Unit 3: Developing LLMs
In this unit, you will get an overview of different issues related to the development of large language models. In particular, the unit covers training strategies, the issue of data, emergent abilities of LLMs, and LLM alignment.
Lectures
The lectures begin by introducing the key stages in LLM development. Next, you will learn how LLMs are trained and how large-scale datasets and scaling laws shape their performance. Finally, the lectures explore the emergent abilities of these models and the techniques used to align them with human goals and values.
| Section | Title | Video | Slides | Quiz |
|---|---|---|---|---|
| 3.1 | Introduction to LLM development | video | slides | quiz |
| 3.2 | Training LLMs | video | slides | quiz |
| 3.3 | Data for LLM pretraining | video | slides | quiz |
| 3.4 | Scaling laws | video | slides | quiz |
| 3.5 | Emergent abilities of LLMs | video | slides | quiz |
| 3.6 | LLM alignment | video | slides | quiz |
To earn a wildcard for this unit, you must complete the quizzes no later than 2025-11-03.
Online meeting
During the online meeting, we will examine the ethical and environmental implications of LLMs. In particular, we will discuss the working conditions of human annotators who create alignment data, particularly in countries of the Global South, as well as the environmental costs of training and deploying these models.
The meeting will take place on 2025-11-04 between 18:00–20:00. A Zoom link will be sent out via the course mailing list.
Note that the date of the online meeting was changed at late notice!
Additional materials
- Sample solutions to the quizzes
- The Environmental Impact of ChatGPT
- OpenAI Used Kenyan Workers to Make ChatGPT Less Toxic
- Save the AI (Satirical Information on AI’s Environmental Impact)

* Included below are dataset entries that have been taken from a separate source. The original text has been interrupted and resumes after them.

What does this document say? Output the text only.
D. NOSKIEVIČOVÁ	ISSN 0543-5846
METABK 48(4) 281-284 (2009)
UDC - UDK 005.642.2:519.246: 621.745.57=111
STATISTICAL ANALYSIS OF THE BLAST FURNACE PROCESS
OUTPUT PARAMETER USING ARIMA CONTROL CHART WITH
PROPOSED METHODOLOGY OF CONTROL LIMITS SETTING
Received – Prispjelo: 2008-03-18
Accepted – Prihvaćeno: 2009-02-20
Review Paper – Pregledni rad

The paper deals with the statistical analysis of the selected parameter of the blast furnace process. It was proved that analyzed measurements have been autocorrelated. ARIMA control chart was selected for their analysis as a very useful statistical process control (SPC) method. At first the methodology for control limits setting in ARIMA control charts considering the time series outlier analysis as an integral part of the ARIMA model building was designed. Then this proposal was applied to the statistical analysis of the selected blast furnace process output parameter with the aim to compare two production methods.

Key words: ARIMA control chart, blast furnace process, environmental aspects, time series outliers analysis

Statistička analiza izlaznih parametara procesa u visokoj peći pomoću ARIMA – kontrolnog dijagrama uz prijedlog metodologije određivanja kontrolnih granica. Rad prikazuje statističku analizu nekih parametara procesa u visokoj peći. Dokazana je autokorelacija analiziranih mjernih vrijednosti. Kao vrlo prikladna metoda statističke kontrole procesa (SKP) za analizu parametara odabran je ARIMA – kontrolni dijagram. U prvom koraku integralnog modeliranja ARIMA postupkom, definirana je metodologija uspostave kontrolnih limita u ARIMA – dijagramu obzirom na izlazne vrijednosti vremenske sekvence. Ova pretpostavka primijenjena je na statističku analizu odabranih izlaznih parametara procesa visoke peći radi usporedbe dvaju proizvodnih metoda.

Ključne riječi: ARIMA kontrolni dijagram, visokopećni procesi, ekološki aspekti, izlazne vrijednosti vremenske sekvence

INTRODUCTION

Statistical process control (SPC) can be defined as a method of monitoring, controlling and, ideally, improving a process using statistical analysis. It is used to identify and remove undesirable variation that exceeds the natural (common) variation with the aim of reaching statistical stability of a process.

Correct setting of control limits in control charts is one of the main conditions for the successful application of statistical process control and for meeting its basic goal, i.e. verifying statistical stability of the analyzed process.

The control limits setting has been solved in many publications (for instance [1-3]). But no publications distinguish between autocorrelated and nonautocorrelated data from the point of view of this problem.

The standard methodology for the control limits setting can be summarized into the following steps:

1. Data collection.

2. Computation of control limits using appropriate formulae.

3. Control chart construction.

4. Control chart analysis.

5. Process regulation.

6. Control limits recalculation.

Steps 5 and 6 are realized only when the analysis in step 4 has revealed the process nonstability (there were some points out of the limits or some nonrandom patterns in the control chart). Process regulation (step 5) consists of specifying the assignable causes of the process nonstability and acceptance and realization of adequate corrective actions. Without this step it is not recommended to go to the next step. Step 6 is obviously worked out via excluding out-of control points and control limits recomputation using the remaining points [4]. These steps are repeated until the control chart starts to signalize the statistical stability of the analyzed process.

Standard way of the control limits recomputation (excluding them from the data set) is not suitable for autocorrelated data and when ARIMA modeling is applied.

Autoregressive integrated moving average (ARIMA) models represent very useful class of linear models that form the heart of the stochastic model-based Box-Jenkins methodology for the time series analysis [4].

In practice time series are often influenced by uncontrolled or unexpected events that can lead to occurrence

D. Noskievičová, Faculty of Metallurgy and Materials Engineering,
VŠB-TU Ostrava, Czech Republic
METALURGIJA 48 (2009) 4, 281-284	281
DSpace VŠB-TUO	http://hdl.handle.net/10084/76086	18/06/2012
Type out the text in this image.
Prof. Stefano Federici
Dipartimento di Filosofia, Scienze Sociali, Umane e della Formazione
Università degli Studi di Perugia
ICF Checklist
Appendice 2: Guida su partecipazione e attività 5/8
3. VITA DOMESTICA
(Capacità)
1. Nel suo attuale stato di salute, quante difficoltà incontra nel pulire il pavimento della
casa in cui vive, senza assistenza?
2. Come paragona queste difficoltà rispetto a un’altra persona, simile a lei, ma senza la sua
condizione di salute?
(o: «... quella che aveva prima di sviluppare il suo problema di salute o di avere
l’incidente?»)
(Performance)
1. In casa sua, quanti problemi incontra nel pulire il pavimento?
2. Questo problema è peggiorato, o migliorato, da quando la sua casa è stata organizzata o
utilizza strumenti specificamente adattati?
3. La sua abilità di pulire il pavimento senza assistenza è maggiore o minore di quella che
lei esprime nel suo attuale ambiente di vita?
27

- Codecarbon (Track CO2 Emissions)
Lab
Lab 3 is about pretraining large language models. You will work through the full pretraining process for a GPT model, explore different settings, and implement optimisations that make training more efficient. You will also reflect on the impact of data curation on the quality of the pretrained model.
If you want a written review of this lab, you must submit it (via Lisam) no later than 2025-12-19.